Green tea is by bar one of the more popular teas in the East. China is known as the worlds largest producer of green tea and produces a large variety of this category. Recent surveys show green tea to account for around 70% of China's total tea production while the other 30% accounts for all other colors of tea. When westerners hear the words green tea, typically the well-known jasmine or gunpowder green tea come to mind first; however, these green teas are seen as lower tier teas when compared to more selective teas produced in China. While we suggest experimentation with your green teas to find a preferred flavor for yourself, we suggest starting your experiments at 175-185F using glass or porcelain due to a large amount of heat retention using clay and metal.
The Fujian, Anhui, and Zhejiang regions are most famous for growing Green teas. From Anhui hails Green Peony (Lu Mu Dan) Summit Fur (Mao Feng) named for its high elevation and white hairs and much more. Zhejiang is home to the famous Dragon Well (LongJing) and also Gunpowder Green.
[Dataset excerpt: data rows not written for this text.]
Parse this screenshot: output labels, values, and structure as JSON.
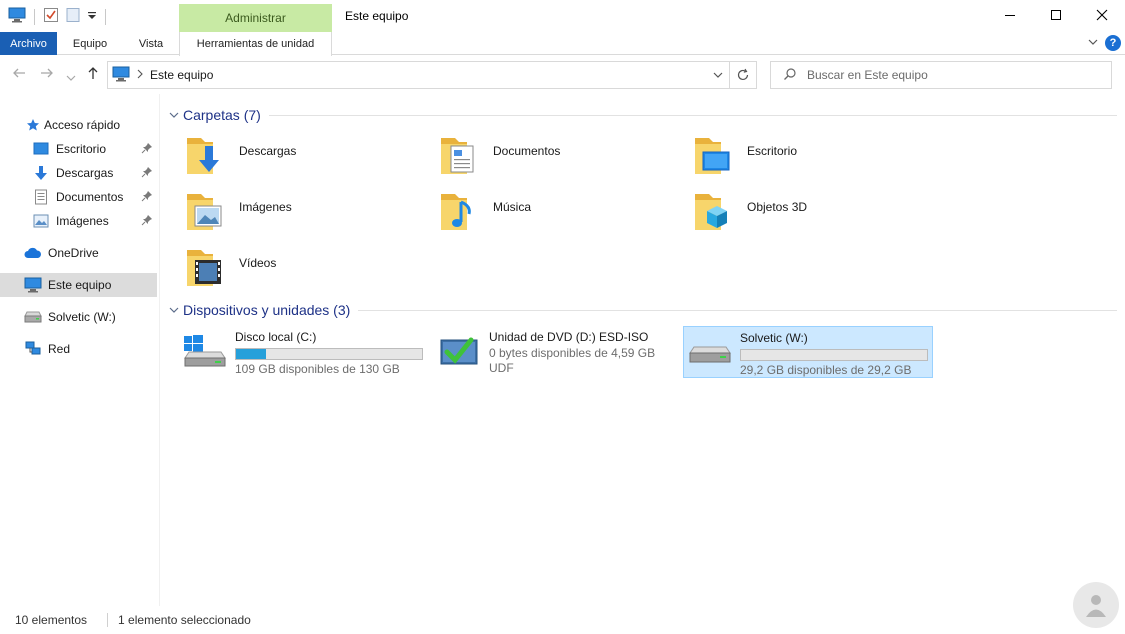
{
  "titlebar": {
    "context_tab": "Administrar",
    "window_title": "Este equipo"
  },
  "ribbon": {
    "file": "Archivo",
    "equipo": "Equipo",
    "vista": "Vista",
    "tools": "Herramientas de unidad",
    "help": "?"
  },
  "address": {
    "location": "Este equipo",
    "search_placeholder": "Buscar en Este equipo"
  },
  "nav": {
    "quick_access": "Acceso rápido",
    "escritorio": "Escritorio",
    "descargas": "Descargas",
    "documentos": "Documentos",
    "imagenes": "Imágenes",
    "onedrive": "OneDrive",
    "este_equipo": "Este equipo",
    "solvetic": "Solvetic (W:)",
    "red": "Red"
  },
  "folders_group": {
    "title": "Carpetas (7)",
    "items": [
      "Descargas",
      "Documentos",
      "Escritorio",
      "Imágenes",
      "Música",
      "Objetos 3D",
      "Vídeos"
    ]
  },
  "devices_group": {
    "title": "Dispositivos y unidades (3)",
    "drives": [
      {
        "name": "Disco local (C:)",
        "line1": "109 GB disponibles de 130 GB",
        "used_fraction": 0.16
      },
      {
        "name": "Unidad de DVD (D:) ESD-ISO",
        "line1": "0 bytes disponibles de 4,59 GB",
        "line2": "UDF"
      },
      {
        "name": "Solvetic (W:)",
        "line1": "29,2 GB disponibles de 29,2 GB",
        "used_fraction": 0.0
      }
    ]
  },
  "status": {
    "count": "10 elementos",
    "selected": "1 elemento seleccionado"
  },
  "colors": {
    "accent": "#1a5fb4",
    "context_tab": "#c8eaa4",
    "selection": "#cce8ff",
    "group_title": "#1e3287",
    "folder": "#f5c84c"
  }
}
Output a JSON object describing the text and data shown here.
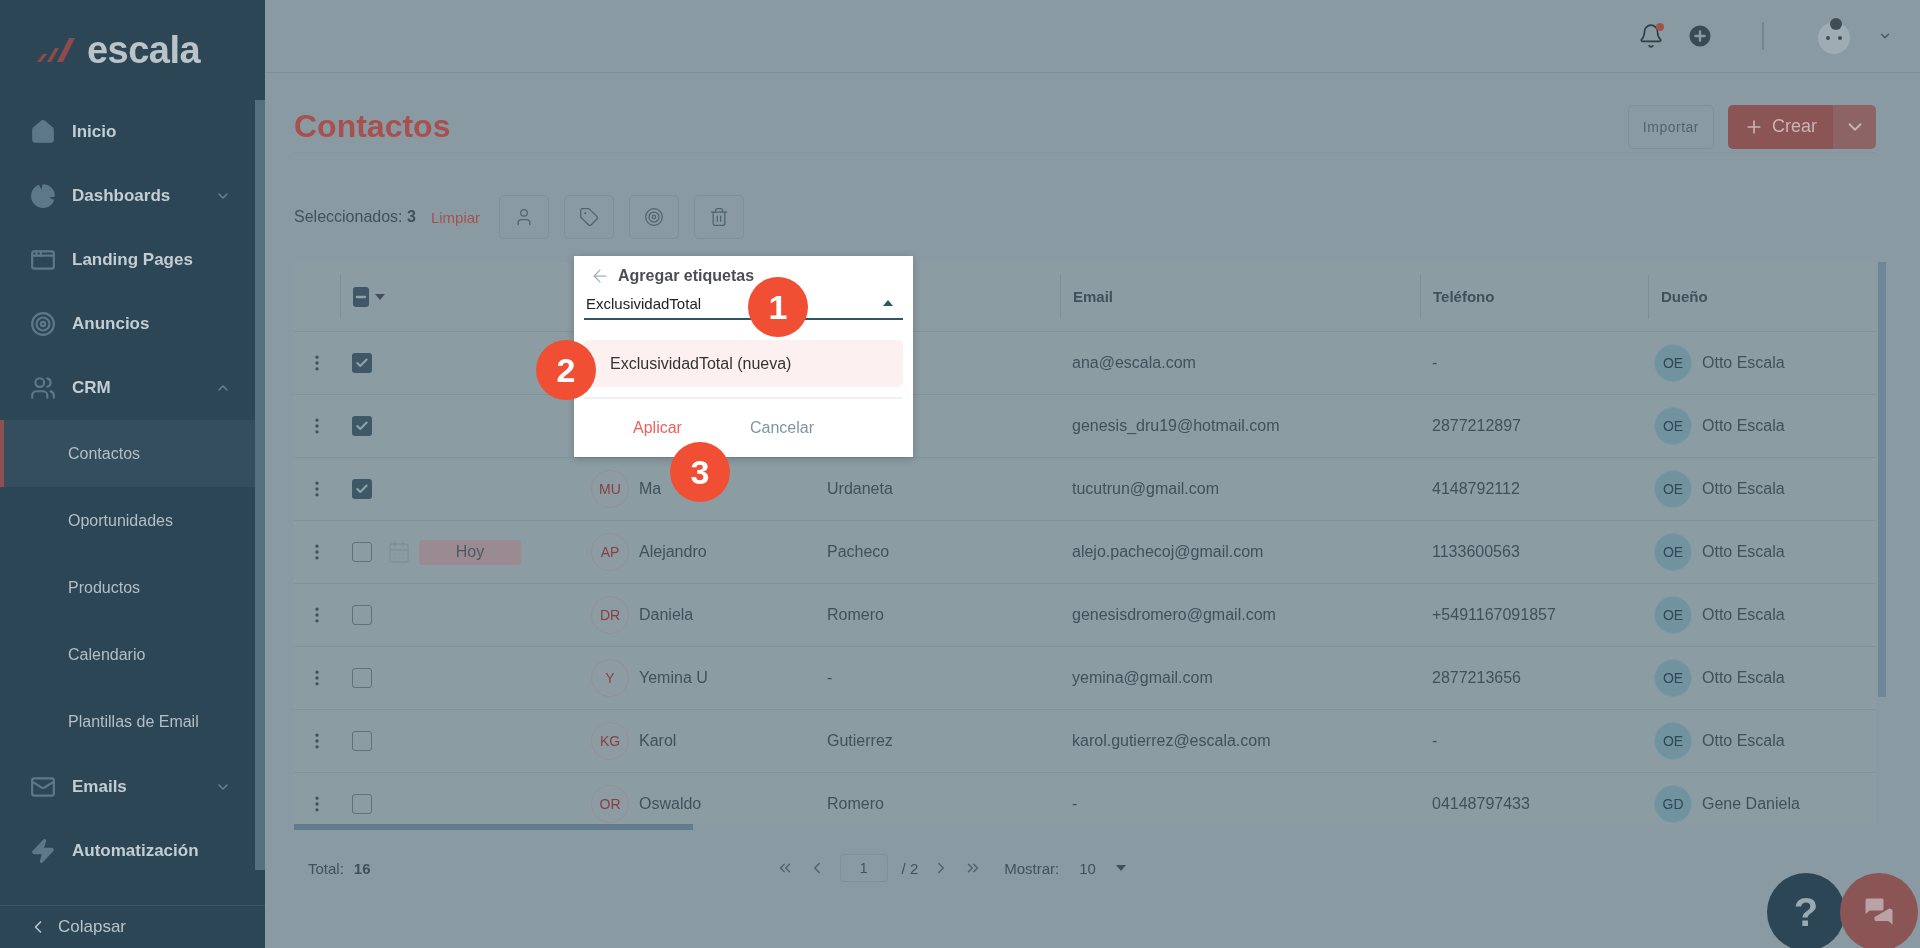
{
  "sidebar": {
    "logo": "escala",
    "items": [
      {
        "kind": "section",
        "label": "Inicio",
        "selected": false
      },
      {
        "kind": "section",
        "label": "Dashboards",
        "selected": false,
        "expanded": false
      },
      {
        "kind": "section",
        "label": "Landing Pages",
        "selected": false
      },
      {
        "kind": "section",
        "label": "Anuncios",
        "selected": false
      },
      {
        "kind": "section",
        "label": "CRM",
        "selected": false,
        "expanded": true
      },
      {
        "kind": "subitem",
        "label": "Contactos",
        "selected": true
      },
      {
        "kind": "subitem",
        "label": "Oportunidades",
        "selected": false
      },
      {
        "kind": "subitem",
        "label": "Productos",
        "selected": false
      },
      {
        "kind": "subitem",
        "label": "Calendario",
        "selected": false
      },
      {
        "kind": "subitem",
        "label": "Plantillas de Email",
        "selected": false
      },
      {
        "kind": "section",
        "label": "Emails",
        "selected": false,
        "expanded": false
      },
      {
        "kind": "section",
        "label": "Automatización",
        "selected": false
      }
    ],
    "collapse": "Colapsar"
  },
  "page": {
    "title": "Contactos",
    "import_button": "Importar",
    "create_button": "Crear"
  },
  "toolbar": {
    "selection": "Seleccionados: **3**",
    "clear": "Limpiar"
  },
  "table": {
    "header_indeterminate": true,
    "columns": [
      "Email",
      "Teléfono",
      "Dueño"
    ],
    "rows": [
      {
        "checked": true,
        "email": "ana@escala.com",
        "phone": "-",
        "owner_initials": "OE",
        "owner": "Otto Escala"
      },
      {
        "checked": true,
        "email": "genesis_dru19@hotmail.com",
        "phone": "2877212897",
        "owner_initials": "OE",
        "owner": "Otto Escala"
      },
      {
        "checked": true,
        "initials": "MU",
        "first_name": "Ma",
        "last_name": "Urdaneta",
        "email": "tucutrun@gmail.com",
        "phone": "4148792112",
        "owner_initials": "OE",
        "owner": "Otto Escala"
      },
      {
        "checked": false,
        "due": "Hoy",
        "initials": "AP",
        "first_name": "Alejandro",
        "last_name": "Pacheco",
        "email": "alejo.pachecoj@gmail.com",
        "phone": "1133600563",
        "owner_initials": "OE",
        "owner": "Otto Escala"
      },
      {
        "checked": false,
        "initials": "DR",
        "first_name": "Daniela",
        "last_name": "Romero",
        "email": "genesisdromero@gmail.com",
        "phone": "+5491167091857",
        "owner_initials": "OE",
        "owner": "Otto Escala"
      },
      {
        "checked": false,
        "initials": "Y",
        "first_name": "Yemina U",
        "last_name": "-",
        "email": "yemina@gmail.com",
        "phone": "2877213656",
        "owner_initials": "OE",
        "owner": "Otto Escala"
      },
      {
        "checked": false,
        "initials": "KG",
        "first_name": "Karol",
        "last_name": "Gutierrez",
        "email": "karol.gutierrez@escala.com",
        "phone": "-",
        "owner_initials": "OE",
        "owner": "Otto Escala"
      },
      {
        "checked": false,
        "initials": "OR",
        "first_name": "Oswaldo",
        "last_name": "Romero",
        "email": "-",
        "phone": "04148797433",
        "owner_initials": "GD",
        "owner": "Gene Daniela"
      }
    ]
  },
  "footer": {
    "total_label": "Total:",
    "total": "16",
    "page": "1",
    "pages": "/ 2",
    "show_label": "Mostrar:",
    "show": "10"
  },
  "popup": {
    "title": "Agregar etiquetas",
    "value": "ExclusividadTotal",
    "options": [
      {
        "label": "ExclusividadTotal (nueva)",
        "selected": true
      }
    ],
    "apply": "Aplicar",
    "cancel": "Cancelar"
  },
  "steps": [
    "1",
    "2",
    "3"
  ],
  "help": "?"
}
Green tea is the only tea leaves that are not significantly affected by their processing, meaning they retain much of their original chemical makeup. Over 85% of their poly-phenol content is retained throughout the processing which is the reason green tea is touted for its excellent health benefits. These leaves are picked and left to dry before being subjected to dry heat, or steam if prepared in the Japanese fashion。 The high temperature stops the enzymes in the leaves from continuing oxidation and allows the teas to maintain their green appearance. This quick exposure to dry heat is what allows the sweet floral and nutty fragrance to come out of the tea leaves.
Depending on the cultivar, green tea may go through other steps of processing before being sold. Some green teas are further twisted folded crushed or rolled into tightly rolled balls such as Jasmine Pearls. These subsequent techniques bring out the variety of unique flavors one can appreciate when sampling a large variety of green teas.